When her book “Ten Thousand Saints” was named one of the 10 Best Books of 2011 by The New York Times, Ithaca College writing professor Eleanor Henderson said it was the pinnacle of her literary career.
Now, President Tom Rochon has given her further recognition by selecting her debut novel as the college’s First-Year Reading Initiative for the upcoming academic year.
Henderson said she was humbled and surprised her book was chosen for this year’s FYRI. The book was chosen by Rochon after a committee narrowed the search down to a few final texts.
“I feel incredibly gratified and grateful that the college has chosen my book — and really surprised,” Henderson said. “I was on the committee last year to choose the first-year reading selection, and I was impressed by all the work the committee does to choose one book out of really many wonderful books that are nominated by the faculty every year.”
Released in June, Henderson’s book was also named among the Top 10 Debut Fiction books by Amazon, a Rewind 2011 book by iTunes and one among Top Five Fiction books by O, The Oprah Magazine.
Set in the 1980s, “Ten Thousand Saints” examines drug-dealing parents and straight-edge teenagers’ search for an identity after the their lives are one day turned upside down.
Speaking on the ’80s setting and straight-edge culture discussed in her novel, Henderson said the relatively unfamiliar nature of the book’s theme may appeal to younger people.
“I think, and I hope, that a young person encountering the book would be interested in a relatively unknown subject matter and being introduced to the straight-edge movement,” she said. “I hope that the book would sort of speak to the universality of the coming-of-age experience.”
Rochon said the initiative is aimed at getting through to students during their transition from high school to college.
“The purpose of the freshman reading program is to give students an opportunity to read something that will speak to the particular moment in their lives when they are in one of those major transitions between high school and college,” Rochon said.
In the past, the list of FYRI books has included “Walden” by Henry David Thoreau and “Dreams From My Father” by President Barack Obama.
Sophomore Gregory Tilden, Henderson’s former student, believes exposing students to a piece that is more relevant to younger generations serves them better than exposing them to more traditional alternatives.
“I have high hopes for the book, especially finding out that it’s about punk culture in the ’80s, which is something I am interested in,” he said. “I expect it to be really interesting. I have heard good things about it.”
Rochon said the book’s characters appealed to him and their story serves exactly what the reading initiative’s purpose is.
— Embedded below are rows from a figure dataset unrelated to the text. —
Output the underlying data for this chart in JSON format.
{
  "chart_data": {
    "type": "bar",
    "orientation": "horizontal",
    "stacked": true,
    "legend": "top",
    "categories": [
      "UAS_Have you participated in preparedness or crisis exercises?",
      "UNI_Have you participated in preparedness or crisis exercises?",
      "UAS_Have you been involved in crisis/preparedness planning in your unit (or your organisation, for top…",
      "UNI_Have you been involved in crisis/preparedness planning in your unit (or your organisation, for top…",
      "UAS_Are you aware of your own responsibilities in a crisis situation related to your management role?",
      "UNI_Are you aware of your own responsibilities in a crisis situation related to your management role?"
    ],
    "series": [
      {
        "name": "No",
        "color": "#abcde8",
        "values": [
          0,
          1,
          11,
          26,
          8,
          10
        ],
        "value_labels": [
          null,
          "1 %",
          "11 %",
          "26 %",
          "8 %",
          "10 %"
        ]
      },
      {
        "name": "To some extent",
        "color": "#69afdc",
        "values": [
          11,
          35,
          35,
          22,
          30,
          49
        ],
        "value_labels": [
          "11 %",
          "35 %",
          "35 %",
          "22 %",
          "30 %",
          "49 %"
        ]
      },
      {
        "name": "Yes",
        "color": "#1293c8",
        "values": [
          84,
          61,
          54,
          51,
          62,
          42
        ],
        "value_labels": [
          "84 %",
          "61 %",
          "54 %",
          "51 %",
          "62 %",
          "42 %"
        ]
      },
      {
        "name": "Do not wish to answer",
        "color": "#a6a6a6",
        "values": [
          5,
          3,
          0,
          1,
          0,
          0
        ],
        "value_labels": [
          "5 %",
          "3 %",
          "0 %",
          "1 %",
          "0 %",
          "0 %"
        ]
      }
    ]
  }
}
“Different people will see different merits in the book,” he said. “But for me, I was especially struck by the major characters in the book who are themselves young adults and they are making these kinds of life choices.”
The fact that the book was written by a professor at the college is a significant bonus, Rochon said.
“We realized we had a wonderful opportunity to choose a book that was
appropriate for this purpose,” he said. “And whose author would actually be working with some of the students who are reading it this summer.”